A sniper’s bullet tore through U.S. Army Sgt. Jamie Jarboe’s neck while he was on patrol during a tour of duty in Afghanistan in April 2011. The bullet shattered three vertebrae, severed Jarboe’s spinal cord and caused severe bleeding. It was the kind of wound that almost certainly would have been fatal in previous conflicts.
But an Army medic was at Jarboe’s side almost immediately to keep him from bleeding out, and within 17 minutes of the shooting a helicopter lifted Jarboe out of the danger zone. In less than an hour, he arrived at a state-of-the-art field hospital in Kandahar, where a medical team was waiting to stabilize him enough so he could be evacuated.
Jarboe arrived back on American soil paralyzed but alive and was able to get the best care the military had to offer at Walter Reed Army Medical Center in Washington, D.C.

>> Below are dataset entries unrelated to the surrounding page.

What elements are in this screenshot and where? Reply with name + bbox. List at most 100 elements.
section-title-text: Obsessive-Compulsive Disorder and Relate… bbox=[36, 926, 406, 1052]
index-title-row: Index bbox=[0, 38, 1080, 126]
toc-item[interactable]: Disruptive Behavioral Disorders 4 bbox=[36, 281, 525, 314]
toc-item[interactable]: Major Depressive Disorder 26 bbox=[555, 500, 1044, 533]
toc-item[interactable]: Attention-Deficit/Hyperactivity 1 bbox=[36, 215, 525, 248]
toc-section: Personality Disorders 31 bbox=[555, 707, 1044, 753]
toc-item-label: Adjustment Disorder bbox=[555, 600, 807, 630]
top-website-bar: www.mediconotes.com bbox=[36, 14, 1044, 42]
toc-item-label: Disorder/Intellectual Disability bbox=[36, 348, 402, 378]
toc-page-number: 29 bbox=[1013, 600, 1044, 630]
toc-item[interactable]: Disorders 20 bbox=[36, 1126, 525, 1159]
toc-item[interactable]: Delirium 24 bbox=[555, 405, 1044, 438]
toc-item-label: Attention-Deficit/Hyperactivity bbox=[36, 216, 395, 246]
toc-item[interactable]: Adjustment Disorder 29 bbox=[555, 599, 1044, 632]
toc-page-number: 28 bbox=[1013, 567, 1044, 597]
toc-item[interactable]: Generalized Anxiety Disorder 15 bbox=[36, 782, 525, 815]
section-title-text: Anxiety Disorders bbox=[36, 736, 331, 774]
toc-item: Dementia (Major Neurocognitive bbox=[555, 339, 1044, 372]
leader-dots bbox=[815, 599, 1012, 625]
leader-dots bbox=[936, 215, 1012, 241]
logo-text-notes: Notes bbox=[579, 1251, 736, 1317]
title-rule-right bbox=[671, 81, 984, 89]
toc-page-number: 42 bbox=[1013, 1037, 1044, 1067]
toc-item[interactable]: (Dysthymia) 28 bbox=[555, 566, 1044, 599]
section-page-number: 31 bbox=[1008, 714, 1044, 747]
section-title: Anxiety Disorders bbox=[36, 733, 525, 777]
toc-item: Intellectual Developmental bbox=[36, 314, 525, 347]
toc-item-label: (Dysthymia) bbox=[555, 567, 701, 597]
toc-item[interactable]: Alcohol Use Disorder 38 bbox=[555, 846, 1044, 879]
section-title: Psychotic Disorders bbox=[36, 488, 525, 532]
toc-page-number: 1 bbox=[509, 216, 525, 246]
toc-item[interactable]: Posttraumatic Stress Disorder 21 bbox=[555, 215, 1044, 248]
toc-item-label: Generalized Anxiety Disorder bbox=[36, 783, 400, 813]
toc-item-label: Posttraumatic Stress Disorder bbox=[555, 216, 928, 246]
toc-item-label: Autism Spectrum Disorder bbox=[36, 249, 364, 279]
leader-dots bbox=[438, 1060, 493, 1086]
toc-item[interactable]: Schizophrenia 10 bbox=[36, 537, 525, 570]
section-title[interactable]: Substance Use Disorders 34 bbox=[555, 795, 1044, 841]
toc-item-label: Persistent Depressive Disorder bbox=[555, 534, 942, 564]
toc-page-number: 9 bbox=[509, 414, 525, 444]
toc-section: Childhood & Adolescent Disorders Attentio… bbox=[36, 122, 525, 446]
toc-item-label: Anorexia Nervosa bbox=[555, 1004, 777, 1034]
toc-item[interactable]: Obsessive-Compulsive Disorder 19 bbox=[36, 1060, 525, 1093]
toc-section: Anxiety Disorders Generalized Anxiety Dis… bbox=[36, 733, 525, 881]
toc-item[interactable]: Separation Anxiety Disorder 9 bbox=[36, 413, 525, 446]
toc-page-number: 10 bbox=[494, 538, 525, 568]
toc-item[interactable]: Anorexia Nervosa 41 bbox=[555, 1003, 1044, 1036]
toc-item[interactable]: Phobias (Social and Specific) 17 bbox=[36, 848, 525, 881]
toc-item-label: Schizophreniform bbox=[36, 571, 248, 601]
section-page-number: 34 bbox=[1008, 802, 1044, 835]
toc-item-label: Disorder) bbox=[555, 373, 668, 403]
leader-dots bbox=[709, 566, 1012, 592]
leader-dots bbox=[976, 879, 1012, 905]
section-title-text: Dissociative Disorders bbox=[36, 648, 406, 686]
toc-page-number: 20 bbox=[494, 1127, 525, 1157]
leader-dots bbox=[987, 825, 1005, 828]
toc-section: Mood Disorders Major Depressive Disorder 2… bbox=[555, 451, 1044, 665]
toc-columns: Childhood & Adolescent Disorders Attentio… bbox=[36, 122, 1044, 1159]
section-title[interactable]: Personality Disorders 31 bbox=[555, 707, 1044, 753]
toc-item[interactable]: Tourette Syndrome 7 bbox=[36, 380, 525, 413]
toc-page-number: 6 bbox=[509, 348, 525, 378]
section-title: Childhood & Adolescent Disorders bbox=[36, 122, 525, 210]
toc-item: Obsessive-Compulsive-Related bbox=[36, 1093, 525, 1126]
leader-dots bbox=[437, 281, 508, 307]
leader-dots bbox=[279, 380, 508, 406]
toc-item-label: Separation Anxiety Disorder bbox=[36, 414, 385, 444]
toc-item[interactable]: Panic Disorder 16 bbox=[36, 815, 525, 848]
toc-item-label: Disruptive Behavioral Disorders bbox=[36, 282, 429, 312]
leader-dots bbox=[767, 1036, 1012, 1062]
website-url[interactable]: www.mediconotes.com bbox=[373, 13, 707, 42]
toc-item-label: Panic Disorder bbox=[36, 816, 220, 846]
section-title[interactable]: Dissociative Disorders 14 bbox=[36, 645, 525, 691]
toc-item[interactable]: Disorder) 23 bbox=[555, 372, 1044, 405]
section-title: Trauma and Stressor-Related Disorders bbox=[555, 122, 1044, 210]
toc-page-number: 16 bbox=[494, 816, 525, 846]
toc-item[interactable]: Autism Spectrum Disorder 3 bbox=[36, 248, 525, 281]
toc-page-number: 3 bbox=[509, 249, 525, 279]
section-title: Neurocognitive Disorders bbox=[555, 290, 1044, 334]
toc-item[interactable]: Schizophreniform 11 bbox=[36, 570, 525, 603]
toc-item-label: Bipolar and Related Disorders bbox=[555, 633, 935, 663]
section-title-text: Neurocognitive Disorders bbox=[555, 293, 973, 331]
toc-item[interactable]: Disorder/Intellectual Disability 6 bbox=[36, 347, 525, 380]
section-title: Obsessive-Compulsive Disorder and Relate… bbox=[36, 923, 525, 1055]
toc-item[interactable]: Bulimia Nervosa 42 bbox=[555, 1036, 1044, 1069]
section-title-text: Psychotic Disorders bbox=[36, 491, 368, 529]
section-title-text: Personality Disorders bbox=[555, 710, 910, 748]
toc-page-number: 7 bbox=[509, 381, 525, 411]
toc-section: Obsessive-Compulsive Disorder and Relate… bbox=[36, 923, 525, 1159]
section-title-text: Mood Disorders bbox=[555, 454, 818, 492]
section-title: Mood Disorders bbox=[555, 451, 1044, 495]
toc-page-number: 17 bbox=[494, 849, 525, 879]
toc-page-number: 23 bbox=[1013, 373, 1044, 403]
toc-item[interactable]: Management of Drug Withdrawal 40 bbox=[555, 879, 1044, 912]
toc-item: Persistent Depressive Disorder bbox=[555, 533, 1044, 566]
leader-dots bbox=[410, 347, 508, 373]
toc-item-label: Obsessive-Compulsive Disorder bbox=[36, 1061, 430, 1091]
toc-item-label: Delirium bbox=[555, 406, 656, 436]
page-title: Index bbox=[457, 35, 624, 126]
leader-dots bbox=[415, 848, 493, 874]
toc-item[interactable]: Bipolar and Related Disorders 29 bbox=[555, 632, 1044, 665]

But less than a year later he was dead from complications of surgery, one of several medical errors that his wife, Melissa Jarboe, documented in a self-published memoir about her husband’s last months.
“It wasn’t the sniper that shot him that killed him,” Melissa Jarboe, of Topeka, said in a recent interview.
Rather, it was a mistake made during a surgery that took place in May 2011 that eventually killed Jamie Jarboe. A surgeon in training nicked Jarboe’s esophagus. Dozens of attempts were made over the next nine months to repair the damage. But none of them worked. Jarboe died in March 2012.
Jamie Jarboe’s story illustrates a military medical system that is better than ever at saving lives on the battlefield but has not kept pace when it comes to ensuring quality of life for the severely wounded once they come home.